JAKARTA – PT PLN (Persero) sedang menggarap pembangunan pembangkit hidro dengan total kapasitas 10,4 gigawatt hingga 2030. Pencapaian target tersebut akan mendukung keberhasilan Rencana Usaha Penyediaan Tenaga Listrik (RUPTL) 2021 – 2030, Jumat (22/4/2022).

Baca Juga : Ketua ISYEF Sulsel Harap Ramadan Jadi Momentum Kebangkitan UMKM

Direktur Jenderal Ketenagalistrikan Kementerian Energi dan Sumber Daya Mineral, Rida Mulyana mengatakan hingga Februari 2022, kapasitas listrik pembangkit hidro sebesar 6,6 gigawatt. Jumlah ini menyumbang sekitar 9% dari kapasitas total 74,4 GW. Menurut Rida, potensi pembangkit hidro di Indonesia mencapai 95 GW.

“Eksploitasinya memang masih kecil meski potensinya besar. Tapi kami yakin pengembangannya bisa sesuai dengan RUPTL 2021-2030,” ujarnya.

Menurut hasil perhitungan Pusat Penelitian dan Pengembangan Teknologi Ketenagalistrikan, Energi Baru, Terbarukan, dan Konservasi Energi (P3TEK) terdapat lebih dari 52 ribu lokasi yang berpotensi untuk pembangkit hidro. Adapun total potensi energi hidro dengan sistem run off river sebesar 94.627 MW.

Menurut Rida, pembanguna pembangkit tenaga hidro akan memakan waktu lama yang akan membantu Indonesia meraih target net zero emission 2060.

“Pengembangan PLTA akan memberikan manfaat tidak terbatas terhadap bauran energi baru terbarukan. Sekaligus menyeimbangkan pembangkit listrik EBT yang masih bersifat intermittent,” ujarnya.

Pada kesempatan yang sama, EVP Engineering & Technology PLN, Zainal Arifin, mengatakan pembangunan pembangkit listrik tenaga hidro saat ini paling tepat  dibandingkan pembangkit tenaga lain. Apalagi, pembangkit hidro memiliki berbagai keunggulan. Misalnya, tingkat efisensinya sangat tinggi.

“Saat ini sudah di atas 90%, terbaik dari semua teknologi energi,” katanya.

Faktor kapasitasnya juga cukup tinggi, minimal 40%. Pembangkit hidro juga mampu mengakomodasi fluktuasi beban daya dan lebih sederhana. mudah perawatannya.

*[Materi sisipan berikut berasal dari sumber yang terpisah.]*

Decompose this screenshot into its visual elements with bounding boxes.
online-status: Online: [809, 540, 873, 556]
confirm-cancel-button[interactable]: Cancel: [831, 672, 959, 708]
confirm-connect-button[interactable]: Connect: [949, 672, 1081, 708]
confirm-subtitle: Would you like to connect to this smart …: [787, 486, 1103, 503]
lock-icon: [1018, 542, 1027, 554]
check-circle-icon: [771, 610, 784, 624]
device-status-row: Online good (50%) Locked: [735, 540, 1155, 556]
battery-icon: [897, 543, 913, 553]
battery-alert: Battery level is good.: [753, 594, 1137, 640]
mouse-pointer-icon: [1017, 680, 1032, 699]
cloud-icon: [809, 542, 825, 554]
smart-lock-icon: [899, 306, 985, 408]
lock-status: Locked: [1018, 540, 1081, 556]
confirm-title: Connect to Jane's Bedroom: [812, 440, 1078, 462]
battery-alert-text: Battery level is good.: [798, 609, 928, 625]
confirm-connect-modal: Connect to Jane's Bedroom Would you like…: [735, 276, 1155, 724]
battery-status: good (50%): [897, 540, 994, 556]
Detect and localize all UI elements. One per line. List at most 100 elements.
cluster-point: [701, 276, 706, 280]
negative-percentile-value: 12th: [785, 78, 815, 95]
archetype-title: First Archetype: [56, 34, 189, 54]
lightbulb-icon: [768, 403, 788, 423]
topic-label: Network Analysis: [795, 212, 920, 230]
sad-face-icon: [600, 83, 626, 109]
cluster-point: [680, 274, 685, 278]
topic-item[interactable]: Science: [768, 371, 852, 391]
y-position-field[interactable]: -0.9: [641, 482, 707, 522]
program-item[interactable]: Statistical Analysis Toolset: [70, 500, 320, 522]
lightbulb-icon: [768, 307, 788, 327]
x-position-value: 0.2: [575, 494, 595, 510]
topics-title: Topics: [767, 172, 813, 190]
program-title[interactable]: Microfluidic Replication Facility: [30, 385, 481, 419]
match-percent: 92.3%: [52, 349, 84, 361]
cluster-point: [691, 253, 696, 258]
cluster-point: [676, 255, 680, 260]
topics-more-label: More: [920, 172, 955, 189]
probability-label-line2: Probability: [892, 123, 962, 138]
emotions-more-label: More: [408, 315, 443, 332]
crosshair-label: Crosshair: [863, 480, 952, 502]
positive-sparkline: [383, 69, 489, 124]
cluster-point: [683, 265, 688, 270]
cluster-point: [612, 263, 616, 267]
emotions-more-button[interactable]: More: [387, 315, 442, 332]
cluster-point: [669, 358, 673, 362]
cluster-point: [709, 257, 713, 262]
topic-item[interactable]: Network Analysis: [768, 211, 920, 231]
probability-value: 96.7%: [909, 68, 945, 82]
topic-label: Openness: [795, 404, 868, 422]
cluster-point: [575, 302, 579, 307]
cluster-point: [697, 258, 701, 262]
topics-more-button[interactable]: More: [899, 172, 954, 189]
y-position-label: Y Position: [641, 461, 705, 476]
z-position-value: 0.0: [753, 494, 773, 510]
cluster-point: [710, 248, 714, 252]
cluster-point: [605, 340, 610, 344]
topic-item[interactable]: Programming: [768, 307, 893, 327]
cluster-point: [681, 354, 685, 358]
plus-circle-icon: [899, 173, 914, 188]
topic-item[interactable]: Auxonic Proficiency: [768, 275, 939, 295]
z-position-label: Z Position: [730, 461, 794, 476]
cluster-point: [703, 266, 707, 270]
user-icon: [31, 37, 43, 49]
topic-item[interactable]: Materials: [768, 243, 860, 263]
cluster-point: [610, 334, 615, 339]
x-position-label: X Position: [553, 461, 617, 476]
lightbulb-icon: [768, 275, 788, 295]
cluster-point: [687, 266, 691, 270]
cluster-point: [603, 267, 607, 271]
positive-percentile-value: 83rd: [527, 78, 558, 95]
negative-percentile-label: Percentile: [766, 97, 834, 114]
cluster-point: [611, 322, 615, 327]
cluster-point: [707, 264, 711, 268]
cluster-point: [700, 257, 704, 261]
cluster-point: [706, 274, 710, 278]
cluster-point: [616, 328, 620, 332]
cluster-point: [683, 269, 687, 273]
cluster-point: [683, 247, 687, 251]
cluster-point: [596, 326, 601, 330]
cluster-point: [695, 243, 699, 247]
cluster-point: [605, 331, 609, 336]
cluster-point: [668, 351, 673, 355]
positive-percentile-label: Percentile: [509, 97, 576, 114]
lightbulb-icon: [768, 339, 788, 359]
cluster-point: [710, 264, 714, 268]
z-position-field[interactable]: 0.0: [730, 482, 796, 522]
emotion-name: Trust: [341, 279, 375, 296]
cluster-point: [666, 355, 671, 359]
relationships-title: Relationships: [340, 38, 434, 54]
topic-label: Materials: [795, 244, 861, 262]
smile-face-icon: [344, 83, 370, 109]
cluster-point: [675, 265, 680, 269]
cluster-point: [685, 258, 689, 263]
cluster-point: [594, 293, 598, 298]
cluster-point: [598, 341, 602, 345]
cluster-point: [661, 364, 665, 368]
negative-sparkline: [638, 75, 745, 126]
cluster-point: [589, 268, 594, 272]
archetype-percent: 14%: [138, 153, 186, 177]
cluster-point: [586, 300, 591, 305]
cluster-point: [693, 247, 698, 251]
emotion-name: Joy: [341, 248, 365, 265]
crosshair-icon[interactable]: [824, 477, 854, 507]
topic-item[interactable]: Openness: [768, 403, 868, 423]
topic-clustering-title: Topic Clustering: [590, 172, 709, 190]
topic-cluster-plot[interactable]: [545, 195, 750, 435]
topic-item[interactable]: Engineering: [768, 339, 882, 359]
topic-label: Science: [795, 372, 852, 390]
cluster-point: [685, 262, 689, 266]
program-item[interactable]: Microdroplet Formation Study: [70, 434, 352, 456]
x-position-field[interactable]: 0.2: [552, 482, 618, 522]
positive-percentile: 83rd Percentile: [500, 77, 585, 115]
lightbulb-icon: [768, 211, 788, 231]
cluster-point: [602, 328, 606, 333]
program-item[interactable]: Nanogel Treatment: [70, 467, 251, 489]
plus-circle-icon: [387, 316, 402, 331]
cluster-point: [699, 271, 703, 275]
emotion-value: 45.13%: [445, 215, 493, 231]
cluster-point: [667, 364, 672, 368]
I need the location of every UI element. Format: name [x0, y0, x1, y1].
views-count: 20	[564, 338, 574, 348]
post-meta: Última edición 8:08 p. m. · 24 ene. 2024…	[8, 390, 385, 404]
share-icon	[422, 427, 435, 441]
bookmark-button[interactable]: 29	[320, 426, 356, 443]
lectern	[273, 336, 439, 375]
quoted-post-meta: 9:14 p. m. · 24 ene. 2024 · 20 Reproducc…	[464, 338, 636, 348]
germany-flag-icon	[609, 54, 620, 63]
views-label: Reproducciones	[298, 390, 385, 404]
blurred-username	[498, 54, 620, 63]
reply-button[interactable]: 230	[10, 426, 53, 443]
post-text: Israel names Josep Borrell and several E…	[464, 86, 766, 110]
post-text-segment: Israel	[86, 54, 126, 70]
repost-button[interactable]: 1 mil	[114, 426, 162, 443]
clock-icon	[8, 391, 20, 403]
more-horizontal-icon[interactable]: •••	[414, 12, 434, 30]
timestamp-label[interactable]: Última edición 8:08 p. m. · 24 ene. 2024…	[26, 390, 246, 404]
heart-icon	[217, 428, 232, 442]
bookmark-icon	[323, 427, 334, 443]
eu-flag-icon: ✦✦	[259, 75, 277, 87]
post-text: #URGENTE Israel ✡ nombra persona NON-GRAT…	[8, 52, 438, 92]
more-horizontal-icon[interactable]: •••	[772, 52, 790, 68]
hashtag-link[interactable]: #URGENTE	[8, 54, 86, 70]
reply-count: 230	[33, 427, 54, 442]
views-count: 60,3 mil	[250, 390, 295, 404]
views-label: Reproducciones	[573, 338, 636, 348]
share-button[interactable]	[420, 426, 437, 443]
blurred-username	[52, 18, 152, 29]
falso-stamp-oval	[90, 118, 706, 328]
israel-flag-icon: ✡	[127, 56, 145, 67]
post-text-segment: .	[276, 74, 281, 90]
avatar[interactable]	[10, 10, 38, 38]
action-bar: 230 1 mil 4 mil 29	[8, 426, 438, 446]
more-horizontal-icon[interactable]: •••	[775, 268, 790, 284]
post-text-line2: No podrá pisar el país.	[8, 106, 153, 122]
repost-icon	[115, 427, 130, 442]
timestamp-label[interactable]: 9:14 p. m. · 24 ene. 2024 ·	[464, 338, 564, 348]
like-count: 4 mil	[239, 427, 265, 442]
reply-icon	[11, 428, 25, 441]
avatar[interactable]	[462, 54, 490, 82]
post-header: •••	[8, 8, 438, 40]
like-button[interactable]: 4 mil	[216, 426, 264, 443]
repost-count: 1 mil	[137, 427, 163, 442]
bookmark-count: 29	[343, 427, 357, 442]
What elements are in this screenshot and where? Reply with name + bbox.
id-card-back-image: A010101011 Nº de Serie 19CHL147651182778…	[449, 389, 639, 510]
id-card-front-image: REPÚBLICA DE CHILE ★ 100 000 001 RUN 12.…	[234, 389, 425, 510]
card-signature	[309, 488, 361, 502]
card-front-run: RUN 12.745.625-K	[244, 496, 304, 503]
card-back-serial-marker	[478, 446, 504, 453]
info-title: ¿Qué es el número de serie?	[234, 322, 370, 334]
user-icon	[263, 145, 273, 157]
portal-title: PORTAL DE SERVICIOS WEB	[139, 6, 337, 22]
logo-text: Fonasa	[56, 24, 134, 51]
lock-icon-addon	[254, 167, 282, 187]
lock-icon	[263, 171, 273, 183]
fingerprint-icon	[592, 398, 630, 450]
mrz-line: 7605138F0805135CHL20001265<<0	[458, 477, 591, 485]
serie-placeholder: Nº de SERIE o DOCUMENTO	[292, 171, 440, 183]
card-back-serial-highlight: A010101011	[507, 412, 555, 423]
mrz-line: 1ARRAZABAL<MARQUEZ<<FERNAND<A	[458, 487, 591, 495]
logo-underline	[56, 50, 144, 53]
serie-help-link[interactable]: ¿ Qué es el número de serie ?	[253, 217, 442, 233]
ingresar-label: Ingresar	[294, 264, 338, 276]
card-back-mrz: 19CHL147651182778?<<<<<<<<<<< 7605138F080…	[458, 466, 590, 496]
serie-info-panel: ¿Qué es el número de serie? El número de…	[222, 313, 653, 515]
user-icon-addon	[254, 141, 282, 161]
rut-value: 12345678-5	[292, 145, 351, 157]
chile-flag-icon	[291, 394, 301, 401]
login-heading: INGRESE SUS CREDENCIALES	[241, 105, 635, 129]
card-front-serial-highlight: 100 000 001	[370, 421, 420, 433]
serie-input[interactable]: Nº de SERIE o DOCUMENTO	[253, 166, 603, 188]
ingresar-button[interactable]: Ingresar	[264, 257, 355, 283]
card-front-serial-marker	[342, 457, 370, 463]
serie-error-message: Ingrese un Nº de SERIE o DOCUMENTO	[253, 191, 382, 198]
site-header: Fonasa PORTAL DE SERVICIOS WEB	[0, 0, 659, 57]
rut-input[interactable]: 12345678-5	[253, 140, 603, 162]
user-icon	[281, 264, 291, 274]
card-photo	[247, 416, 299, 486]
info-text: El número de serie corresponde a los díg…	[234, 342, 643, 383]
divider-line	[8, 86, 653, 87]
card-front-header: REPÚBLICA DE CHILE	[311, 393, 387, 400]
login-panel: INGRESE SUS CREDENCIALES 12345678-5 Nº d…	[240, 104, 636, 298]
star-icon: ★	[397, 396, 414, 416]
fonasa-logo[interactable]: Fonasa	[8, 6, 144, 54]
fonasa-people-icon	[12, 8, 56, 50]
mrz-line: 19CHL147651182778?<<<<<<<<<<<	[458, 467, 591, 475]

Hingga 2030, PLN merencanakan mengembangkan pembangkit listrik tenaga air (PLTA) sebesar 9,27 GW dan pembangkit listrik tenaga mikrohidro (PLTM) sebesar 1,11 GW pada tahun 2030. Pembangkit listrik berbasis hidro merupakan penyumbang terbesar dibandingkan pembangkit listrik tenaga surya dan pembangkit listrik tenaga bayu dalam RUPTL hijau.

Menurut Zainal, untuk mencapai bauran EBT sebesar 23% pada 2025, dibutuhkan tambahan 4,2 GW pembangkit hidro. Saat ini, sebesar 2,5 GW pembangkit hidro berada dalam tahap konstruksi, dan sebesar 0,6 GW pada tahap pendanaan. Sisanya1 GW masih tahap pengembangan.

PLN saat ini dalam tahap pembangunan pembangkit hidro, antara lain PLTA Jatigede 110 MW, PLTA Peusangan 1-2 88 MW, PLTA Asahan III 174 MW, dan PLTA Upper Cisokan 1.040 MW.

Selain itu, terdapat pula PLTA Poso 515 MW di Sulawesi Tengah yang telah dilakukan commercial operation date (COD) untuk unit awal sebesar 315 MW. Sedangkan dua unit lainnya dengan total 130 MW telah memiliki sertifikat laik operasi. Ada pula PLTA Jatigede (2×55 MW) di Jawa Barat yang merupakan kerja sama PLN dan Kementerian Pekerjaan Umum dan Perumahan Rakyat. Saat ini, PLTA itu masuk tahap konstruksi dengan progres 87 persen.

Terlepas dari keunggulannya, pengembangan pembangkit hidro juga memiliki sejumlah tantangan. Misalnya, pengembangannya memerlukan waktu relatif lama, hingga tantangan pembebasan lahan.

“Pembangkit hidro memang fleksibel untuk menangani pembangkit EBT yang masih bersifat intermittent. Akan tetapi, pengembangan pembangkit ini memiliki tantangan yang signifikan, seperti pembebasan lahan,” ucapnya.